The Most Ancient Traces Of Homo Sapiens In Europe

By Letizia L

The appearance of homo sapiens in Europe seems to have occurred 210,000 years ago, which is more or less 160,000 years earlier than previously thought. This significant difference came up with the results of the study carried out on parts of two skulls discovered forty years ago in the Mani peninsula, Greece. These were until then believed to be Neanderthal – while new analyzes suggest that one of the two is of a sapiens.

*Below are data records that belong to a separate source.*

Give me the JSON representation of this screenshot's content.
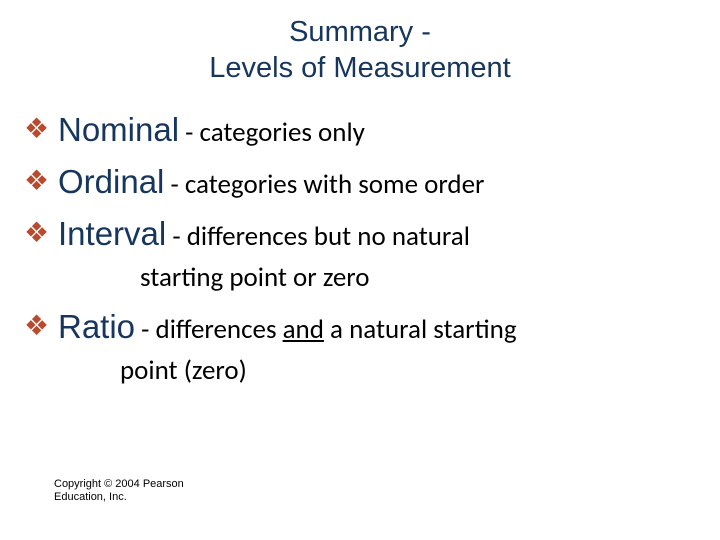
{
  "title_line1": "Summary -",
  "title_line2": "Levels of  Measurement",
  "items": [
    {
      "term": "Nominal",
      "desc": " - categories only",
      "cont": ""
    },
    {
      "term": "Ordinal",
      "desc": " - categories with some order",
      "cont": ""
    },
    {
      "term": "Interval",
      "desc": " - differences but no natural",
      "cont": "starting point or zero"
    },
    {
      "term": "Ratio",
      "desc": " - differences ",
      "desc_underlined": "and",
      "desc2": " a natural starting",
      "cont": "point (zero)"
    }
  ],
  "copyright_line1": "Copyright © 2004 Pearson",
  "copyright_line2": "Education, Inc."
}
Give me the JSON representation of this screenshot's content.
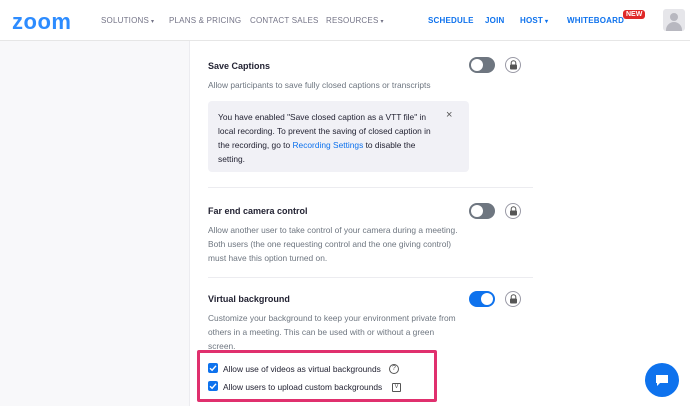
{
  "nav": {
    "logo": "zoom",
    "solutions": "SOLUTIONS",
    "plans": "PLANS & PRICING",
    "contact": "CONTACT SALES",
    "resources": "RESOURCES",
    "schedule": "SCHEDULE",
    "join": "JOIN",
    "host": "HOST",
    "whiteboard": "WHITEBOARD",
    "new_badge": "NEW",
    "caret": "▾"
  },
  "settings": {
    "save_captions": {
      "title": "Save Captions",
      "description": "Allow participants to save fully closed captions or transcripts",
      "enabled": false
    },
    "info_box": {
      "text_before": "You have enabled \"Save closed caption as a VTT file\" in local recording. To prevent the saving of closed caption in the recording, go to ",
      "link": "Recording Settings",
      "text_after": " to disable the setting.",
      "close": "×"
    },
    "far_end_camera": {
      "title": "Far end camera control",
      "description": "Allow another user to take control of your camera during a meeting. Both users (the one requesting control and the one giving control) must have this option turned on.",
      "enabled": false
    },
    "virtual_background": {
      "title": "Virtual background",
      "description": "Customize your background to keep your environment private from others in a meeting. This can be used with or without a green screen.",
      "enabled": true,
      "options": [
        {
          "label": "Allow use of videos as virtual backgrounds",
          "checked": true
        },
        {
          "label": "Allow users to upload custom backgrounds",
          "checked": true
        }
      ],
      "help_glyph": "?",
      "v_glyph": "V"
    }
  },
  "colors": {
    "brand": "#2d8cff",
    "accent": "#0e72ed",
    "highlight": "#e0306e"
  }
}
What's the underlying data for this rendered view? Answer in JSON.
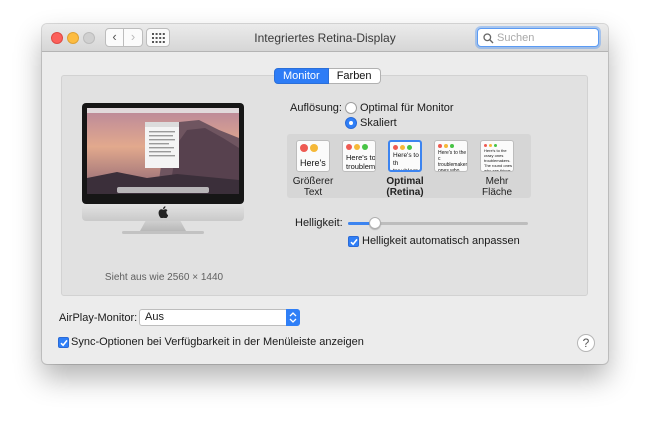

Katerina Harvati (University of Tübingen, Germany), the coordinator of the study, underlines that the results come from an analysis technique that was not available at the time of the discovery. It is quite interesting that sapiens has both ancient and modern characteristics, and this could mean that one of the modern migrations of Homo Sapiens from Africa to the Middle East took place in an era of the Middle Pleistocene, i.e. between 800,000 and 130,000 years ago.

The study questions the widespread belief that sapiens arrived in Eurasia some 50,000 years ago, and the fact that the Neanderthal skull is younger could indicate that they managed to drive sapiens out of that territory. “It is possible,” says Eric Delson (NYU) in a comment on the work of Harvati and colleagues, “that at that time the neanderthals managed to survive better than the sapiens in an environment with very adverse conditions. ”

The picture that emerges from these studies is remarkably complex: between 250,000 and 40,000 years ago the populations of H. Sapiens and H. Neanderthals could have “replaced” each other several times until, in the end, the former had the upper hand, between 45,000 and 35,000 years ago, and the Neanderthals went extinct.